“Ah, genius; but I am only a girl.”
“Handel was a genius, and when he found that the public did not want his operas, he showed himself quite ready to give them what they did want. And yet there were as many fools and coxcombs in his day as there are in ours. My dear sister, it is for you and me to do what we can without minding what foolishness those who hear us may speak, being incapable of understanding us. When I was at Florence I was present one night at a great concert at which Maestro Pugnani was to play. Just before he began, one of the princes entered the theatre, and began to talk and jest in a loud tone with an officer who was in attendance. It was clear that he was not quite sober, and he continued to make himself offensive even after the Maestro had begun to play. We were all very indignant, and we felt certain that Pugnani would retire from the stage. He did not do so. When he had played his first movement, he looked up to the royal box, and then he smiled down at us. I saw the look that was upon his face, a look of determination—the look which is on the face of a master of fence when he is about to engage a tyro. In a second he had drawn his bow across the strings, and the jest that the prince was in the act of uttering remained frozen on his lips. We saw that—we saw the Maestro smile as he went on playing; he had the prince in his grasp as surely as if he had had his hand on the fellow’s throat; he kept him enthralled for a quarter of an hour, and then, without a pause, he went on to the Andante. Before he had reached the second bar the prince was in tears. We saw that—yes, for a few bars, but after that we could see nothing, for we also were in tears. At the conclusion of that incomparable performance the Maestro left the stage, smiling his smile of triumph. He had conquered that scoffer by the sheer power of his genius. When he appeared later on he was wearing on his breast the diamond order that the prince had worn.... Dear sister, let that be an example to you. When you find that you have scoffers among your hearers, you should feel yourself stimulated, rather than discouraged. You should remember that you are the greatest singer in the world, and that to be a great singer is to be able to sway at will the souls of men. You sent me a copy of Dr. Goldsmith’s lovely poem. You remember that line in it, ‘Those who went to scoff remained to pray’! That is how it should be when you are singing.”
“How can you liken me to these men—all of them geniuses?” she cried with some measure of impatience. “Their life is their music; they live in a world of their own, and it is a world the air of which I have never breathed. It is the breath of their nostrils to face a great audience: I have been told that they feel miserable if they see a single vacant chair. But my life—— Ah, if I could but be allowed to live in a cottage!”

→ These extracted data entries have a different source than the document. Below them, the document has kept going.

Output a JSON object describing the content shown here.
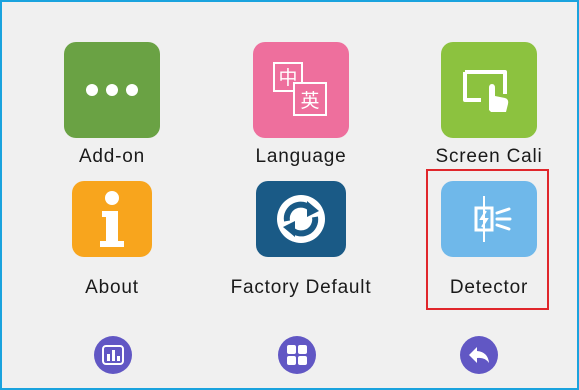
{
  "grid": {
    "tiles": [
      {
        "label": "Add-on",
        "icon": "ellipsis-icon",
        "color": "#6aa244"
      },
      {
        "label": "Language",
        "icon": "chinese-english-icon",
        "color": "#ee6f9d"
      },
      {
        "label": "Screen Cali",
        "icon": "touch-screen-icon",
        "color": "#8cc23f"
      },
      {
        "label": "About",
        "icon": "info-icon",
        "color": "#f8a51d"
      },
      {
        "label": "Factory Default",
        "icon": "refresh-icon",
        "color": "#1a5a86"
      },
      {
        "label": "Detector",
        "icon": "detector-icon",
        "color": "#6fb8ea"
      }
    ],
    "language_glyphs": [
      "中",
      "英"
    ],
    "highlight_color": "#e0262b"
  },
  "bottom_nav": [
    {
      "icon": "stats-icon",
      "color": "#6157c4"
    },
    {
      "icon": "home-grid-icon",
      "color": "#6157c4"
    },
    {
      "icon": "back-icon",
      "color": "#6157c4"
    }
  ]
}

“What folly!” he cried. “And you intend to marry this old man in order to be released from the necessity to sing?”
“Is it an unworthy reason?” she asked. “I think ’tis not so. I shall be a good wife to Mr. Long.”
“Oh, what folly! You—a good wife! Heavens! a girl with such a voice as you possess talking of becoming a good wife—a good wife—in a cottage, counting the eggs, milking the cows!” He was almost fierce in his scorn. “Is it possible that this is the sum of your ambition!”
“I ask for nothing better.”
“As if there were any scarcity of good wives in the world! Any girl may become a good wife, but only one in a generation can become a great singer, and I tell you that you may be the greatest singer that lives. ’Tis not I alone who have said it, though I have heard the best in Italy and I am capable of judging; no, ’tis your rivals who have said it—and Mr. Garrick. Would he have offered such sums to get you to sing at Drury Lane if he had not known that you were without an equal? And you talk about a cottage! I tell you, my sister, if you were to give up singing you would be guilty of a crime—the crime of spurning the greatest gift that Heaven can bestow upon a human being!”
“Ah, no!” she said. “If Heaven had designed that I should sing in the presence of all those frivolous people who pay their money to see me as well as to hear me, should I not have been endowed also with that talent which your maestro was able to exercise? Should I feel that shrinking from the platform which I now feel every time I have to sing? Should I not feel the pride which comes to every great musician on stirring an audience to its depths?”
“You tell me that you feel not that pride?—that you remain unmoved, no matter how greatly you have moved your hearers?”